Where ground has been dug, the soil, which has been moved, aerated and mixed, becomes more fertile,” writes historian Maguelonne Toussaint-Samat. According to her book A History of Food, about 10,000 years ago, the simple act of hungry nomads unearthing wild roots from the soil may have been the first step toward intentional farming. As they dug, early humans turned to sharp sticks and pointed stones to mine the soil, noticing that the plowed ground would produce more food over time. Rather than just collect plants, they began to cultivate them.
With the dawn of domesticated agriculture, there quickly arose the need to store, protect, and distribute resources. Put simply, the root may very well be the root of organized society. And by this theory, it’s among the most historically significant food we have.
Thousands of years before the advent of agriculture, starchy, subterranean roots and their subcategories, tubers and bulbs, were already comfort food. Anthropologists believe that early man learned to dig for these caloric treasures from hominids, like chimps, that had already been eating them for millions of years. To the hunter-gatherers who stumbled upon the wild shoots and spangled leaves coming up through the forest floor, these roots represented survival for at least another day.
To be fair, our early ancestors had no choice but to embrace excavated food. (Roots, compared with many seedy or leafy above-ground plants, offered a superb combination of sugars, starches, mineral salts, and vitamins. They also presented fewer hazards than hunted game, including a lower threat of parasites and competition.) But millennia later, it can sometimes feel as if we also don’t have much choice but to embrace roots, especially when summer leaks into fall—that melancholic moment when strawberries, squash blossoms, and peaches are undeniably gone—and the farmers’ market tables suddenly tower with bulbous beets, wiry-haired celery root, and warty yams.
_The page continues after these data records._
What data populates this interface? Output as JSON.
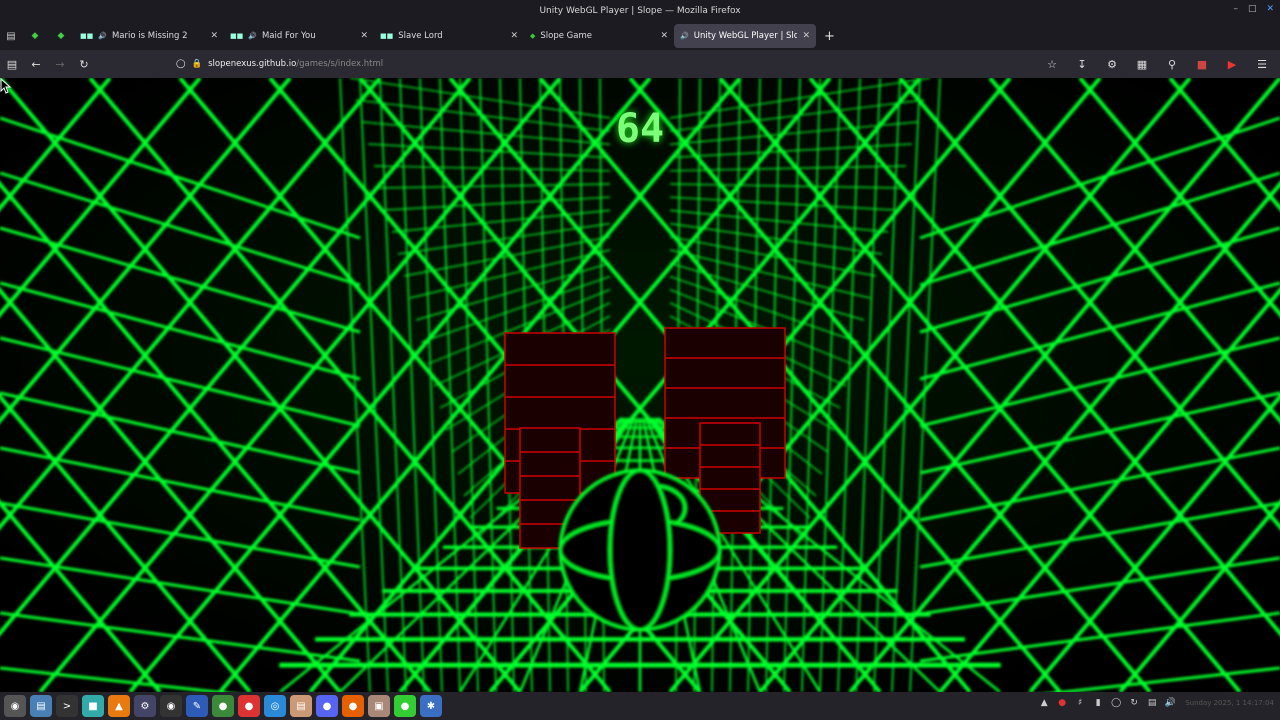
{
  "window": {
    "title": "Unity WebGL Player | Slope — Mozilla Firefox",
    "minimize": "–",
    "maximize": "□",
    "close": "✕"
  },
  "tabs": [
    {
      "label": "Mario is Missing 2",
      "icon": "game-favicon"
    },
    {
      "label": "Maid For You",
      "icon": "game-favicon"
    },
    {
      "label": "Slave Lord",
      "icon": "game-favicon"
    },
    {
      "label": "Slope Game",
      "icon": "game-favicon"
    },
    {
      "label": "Unity WebGL Player | Slope",
      "icon": "audio-icon"
    }
  ],
  "new_tab": "+",
  "url": {
    "domain": "slopenexus.github.io",
    "path": "/games/s/index.html"
  },
  "game": {
    "score": "64"
  },
  "taskbar": {
    "icons": [
      "menu-icon",
      "files-icon",
      "terminal-icon",
      "app-icon",
      "vlc-icon",
      "settings-icon",
      "chrome-icon",
      "editor-icon",
      "browser-icon",
      "vivaldi-icon",
      "folder-icon",
      "discord-icon",
      "firefox-icon",
      "image-icon",
      "android-icon",
      "bluetooth-icon"
    ]
  },
  "clock": "Sunday 2025, 1 14:17:04",
  "colors": {
    "neon_green": "#00ff2a",
    "obstacle_red": "#d00000",
    "score_green": "#7dff7a"
  }
}
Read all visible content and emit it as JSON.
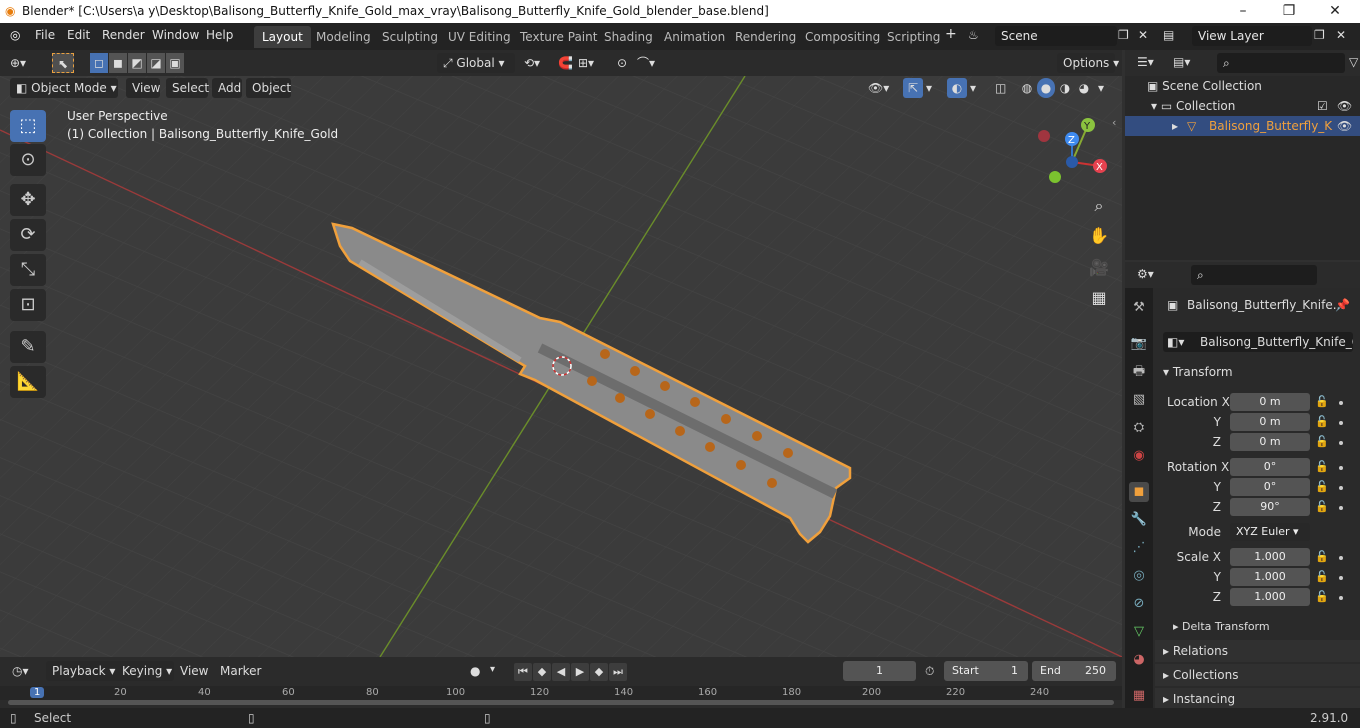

Compared to the twisty, tendriled, bitter predecessors our ancestors plucked from loamy sockets of the forest, the choices we have today—plump, cartoon-orange carrots and pretty candy cane striped beets—are far more appetizing. Many are sweeter, juicier, and more attractive mutations of the original prototypes, genetically singled out over time to be higher producing, and more consistent in appearance. That fleshy, jubilantly orange carrot? It became more popular than its spindly, ink-purple brother only as recently as 400 years ago.
Roots provide modern cooks with rewards much subtler than survival: that feeling of sliding a paring knife effortlessly through a slow-roasted beet, or the faint sigh of a parsnip shattering tenderly under a potato masher. Early homo sapiens did not know the transformative power of a vegetable peeler to slice a root into delicate, crispy petals, or the decorative charm of ombré carrots layered onto a tart shell. They, of course, were focused on nourishment, and for that the root was king. The root was, more than anything, a guarantee that tomorrow would come. And that, we can all agree, is comforting.